Choose Best Microscope Camera
Matching a video camera to your microscope can be tricky
In this lens I’ll discuss how to go about choosing a video camera for your microscope. Specifically, we’ll look at camera pixel array and sensor size and how it relates to the field of view and performance of your microscope. Basic video camera technology has been around for several decades. But it has only been the past 25 years or so that high resolution, high performance, cameras have become available, and costs have dropped enough to make them practical for everyday use.
CCD Image Sensor SizeFor the purpose of this article I’ll assume you are familiar with the concept of pixel array size and how it relates to the quality of the captured image. Typically as the pixel count in the camera’s imaging device (sensor) grows, the physical size of the sensor grows as well. However, the reverse is not always true. In other words as the physical size of the sensor grows, an increase in pixel count does not always follow.
For microscopy applications, a high pixel count is usually preferably, but just as desirable is a high light sensitivity. As the magnification of the microscope increases, the amount of light collected decreases. So increasing camera sensitivity can become critical. A common way to do this is to increase the size of the individual pixels, thus collecting more light.
As the size of the pixels increase and the number of pixels remains constant, the overall size of the camera imaging sensor must increase. This can lead to some confusion, so lets address that.
Let’s look at the ubiquitous standard color video camera. Developed decades ago for standard broadcast and closed circuit camera (CCTV) systems, they typically employ a standard image array size of approximately 640 x 480 pixels (VGA resolutions). There are of course much greater resolution cameras available today, but the VGA analog camera is wide spread, inexpensive, and supported by a huge array of accessories, including optics, image capture devices, imaging software, etc.. As a result, there are more of them in use for image microscopy than any other class of imaging device.
As manufacturing methods have improved, the size of the pixels and the overall size of the sensor, have been reduced. Smaller sensors cost lest to manufacture, so there is incentive driving the sensor size smaller. This has resulted in standardized sensor sizes of 1-inch, 2/3-inch, 1/2-inch, 1/3-inch, and even 1/4-inch. However, the 640×480 pixel count has remained constant.
When purchasing camera components Microscopists are faced with making a choice between these varying sensor sizes, and understanding how they will affect performance of their microscopes.
Hitachi KP-D20AAs an example, the Hitachi KP-D20A and KP-D20B are popular, low cost, high performance cameras for microscopy applications. The two models are identical except for the size of their CCD imaging sensors. The D20A has a 1/3-inch sensor, and the D20B has a 1/2-inch sensor. The D20B has higher sensitivity owing to its larger pixel size, but it costs approximately 30% than the D20A model.

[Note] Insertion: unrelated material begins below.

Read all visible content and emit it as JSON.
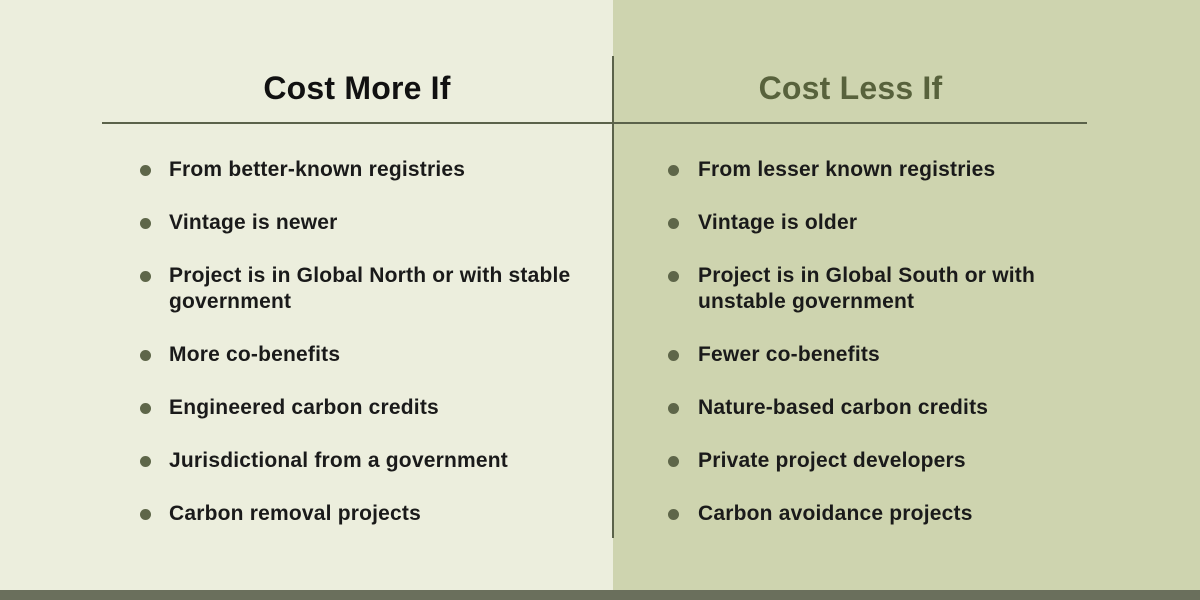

Which should a microscopist choose ? Well, it depends on their imaging priorities. Is high sensitivity more important than field of view or resolution ?
Microscope Camera Sensor SizeSo lets discuss how the physical size of the camera sensor relates to your microscope and it’s field of view. First, most microscopes these days include an auxiliary viewing port. The port can be used for a variety of accessories but is most often used to mount a video camera. You can mount a camera directly to this port, but the image relayed to the camera sensor is “raw”. In other words it is not adjusted optically in any way to match your cameras image sensor.
The image to the right, shows the circular microscope field of view in relation to a 1/3-inch and 1/2-inch CCD sensors as provided by the Hitachi KP-D20A and KP-D20B respectively. As you can see, the 1/2-inch CCD covers a larger percentage of the microscope’s field of view. In fact it overfills it, leaving a significant portion of the sensor, and pixels, outside the field of view. The superior resolution of the 1/2-inch CCD sensor is lost in this arrangement.
By comparison the 1/3-inch CCD is entirely encompassed by the microscopes field of view. One hundred percent of it’s imaging resolution is put to use to resolve the viewing field. Of course the down side is that a significant portion of the field of view is not imaged.
And there is the choice the microscopist must make when choosing a video camera. The rectangular dimensions of the imaging sensor is at odds with the circular nature of the microscopes field of view. The microscopist must prioritize sensitivity, resolution, and field of view to make the appropriate choice of camera.
As a result, most microscopists choose the highest resolution camera their budget will afford, and choose optics and sensor size to allow the entire microscope field of to be captured. Although a significant portion of the camera sensor goes unused, by choosing the highest resolution camera, the microscopist can balance image quality against information content.